In essence, this is an extension of the product development process which should cover some ground the designer simply had no time for. And they should be freed from cost considerations the designer was bound by. Obviously, they should be able to prove to the designer that they really did some improvement before the product is released.
 
Yes, bootstrapped cascode, BF862 and ~PN4391. Mostly eliminates the variable voltage across the BF862, and with it various distortions, while also lowering Vds to about 4V and reducing dissipation and signal-induced dissipation shifts. The current source loading of the source and light loading by the op amp input means 862 Cgs is also rendered of little effect.

It eats up common-mode range, but for phono is not a concern.

Borbely has done this sort of cascoding with 2SK170s and 2SK246 parts.

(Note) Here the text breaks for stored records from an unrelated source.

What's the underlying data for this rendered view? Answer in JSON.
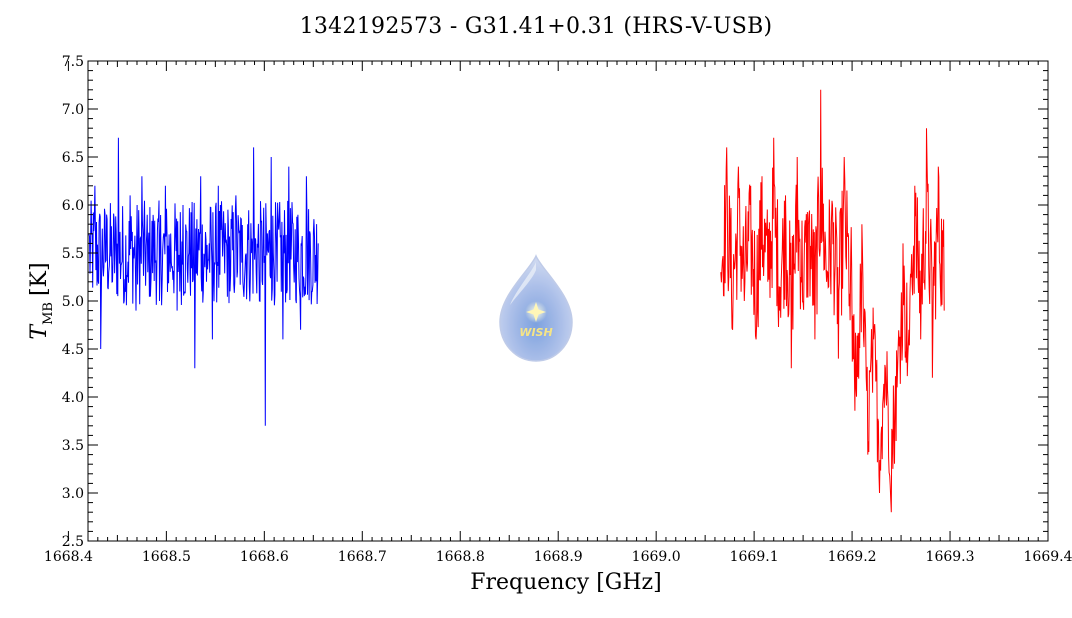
{
  "chart_data": {
    "type": "line",
    "title": "1342192573 - G31.41+0.31 (HRS-V-USB)",
    "xlabel": "Frequency [GHz]",
    "ylabel_main": "T",
    "ylabel_sub": "MB",
    "ylabel_unit": "[K]",
    "xlim": [
      1668.42,
      1669.4
    ],
    "ylim": [
      2.5,
      7.5
    ],
    "xticks": [
      {
        "value": 1668.4,
        "label": "1668.4"
      },
      {
        "value": 1668.5,
        "label": "1668.5"
      },
      {
        "value": 1668.6,
        "label": "1668.6"
      },
      {
        "value": 1668.7,
        "label": "1668.7"
      },
      {
        "value": 1668.8,
        "label": "1668.8"
      },
      {
        "value": 1668.9,
        "label": "1668.9"
      },
      {
        "value": 1669.0,
        "label": "1669.0"
      },
      {
        "value": 1669.1,
        "label": "1669.1"
      },
      {
        "value": 1669.2,
        "label": "1669.2"
      },
      {
        "value": 1669.3,
        "label": "1669.3"
      },
      {
        "value": 1669.4,
        "label": "1669.4"
      }
    ],
    "yticks": [
      {
        "value": 2.5,
        "label": "2.5"
      },
      {
        "value": 3.0,
        "label": "3.0"
      },
      {
        "value": 3.5,
        "label": "3.5"
      },
      {
        "value": 4.0,
        "label": "4.0"
      },
      {
        "value": 4.5,
        "label": "4.5"
      },
      {
        "value": 5.0,
        "label": "5.0"
      },
      {
        "value": 5.5,
        "label": "5.5"
      },
      {
        "value": 6.0,
        "label": "6.0"
      },
      {
        "value": 6.5,
        "label": "6.5"
      },
      {
        "value": 7.0,
        "label": "7.0"
      },
      {
        "value": 7.5,
        "label": "7.5"
      }
    ],
    "grid": false,
    "series": [
      {
        "color": "#0000ff",
        "x": [
          1668.421,
          1668.427,
          1668.433,
          1668.439,
          1668.445,
          1668.451,
          1668.457,
          1668.463,
          1668.469,
          1668.475,
          1668.481,
          1668.487,
          1668.493,
          1668.499,
          1668.505,
          1668.511,
          1668.517,
          1668.523,
          1668.529,
          1668.535,
          1668.541,
          1668.547,
          1668.553,
          1668.559,
          1668.565,
          1668.571,
          1668.577,
          1668.583,
          1668.589,
          1668.595,
          1668.601,
          1668.607,
          1668.613,
          1668.619,
          1668.625,
          1668.631,
          1668.637,
          1668.643,
          1668.649,
          1668.655
        ],
        "y": [
          5.7,
          6.2,
          4.5,
          5.9,
          5.2,
          6.7,
          5.0,
          6.1,
          4.9,
          6.3,
          5.3,
          5.8,
          5.0,
          6.2,
          5.4,
          4.9,
          6.0,
          5.5,
          4.3,
          6.3,
          5.2,
          4.6,
          6.2,
          5.6,
          5.1,
          6.1,
          5.4,
          5.8,
          6.6,
          5.0,
          3.7,
          6.5,
          5.2,
          4.6,
          6.4,
          5.4,
          4.7,
          6.3,
          5.1,
          5.6
        ]
      },
      {
        "color": "#ff0000",
        "x": [
          1669.066,
          1669.072,
          1669.078,
          1669.084,
          1669.09,
          1669.096,
          1669.102,
          1669.108,
          1669.114,
          1669.12,
          1669.126,
          1669.132,
          1669.138,
          1669.144,
          1669.15,
          1669.156,
          1669.162,
          1669.168,
          1669.174,
          1669.18,
          1669.186,
          1669.192,
          1669.198,
          1669.204,
          1669.21,
          1669.216,
          1669.222,
          1669.228,
          1669.234,
          1669.24,
          1669.246,
          1669.252,
          1669.258,
          1669.264,
          1669.27,
          1669.276,
          1669.282,
          1669.288,
          1669.294
        ],
        "y": [
          5.3,
          6.6,
          4.7,
          6.4,
          5.0,
          6.0,
          4.6,
          6.3,
          5.2,
          6.7,
          4.9,
          6.1,
          4.3,
          6.5,
          5.0,
          5.9,
          4.6,
          7.2,
          5.2,
          6.0,
          4.4,
          6.5,
          4.8,
          4.1,
          5.8,
          3.4,
          4.6,
          3.0,
          4.3,
          2.8,
          4.1,
          5.6,
          4.7,
          6.2,
          4.6,
          6.8,
          4.2,
          6.4,
          4.9
        ]
      }
    ],
    "logo_text": "WISH"
  }
}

http://www.diyaudio.com/forums/digi...ng-new-ess-vout-dac-es9022-7.html#post2867664

Just remove the passive filter.

Patrick
 
This is how we used dual jfets with a 5534 to make a very good sounding IC replacement.
We used Toshiba, but the BF862 pair might be even better. Watch out for too much noise from the second stage. This can be minimized by increasing the external load resistors (and proportionally reducing the jfet current) as much as possible to get maximum input stage gain. There is an uneasy compromise that can usually work well. Dave Wilson bought dozens from us for his WAMM ultra speaker frequency equalizer, back in the late '80's. If it was good enough for him, it will work for almost anyone here.
 
Attached is one designers jfet/ne5534 implementation?
I posted it one time in a diyaudio thread and one person commented that it can't be any good for audio, it is only good for a THD analyzer use :)
One day I will lay it out in smt to give it a try. It so hard to judge the differences between these low THD designs.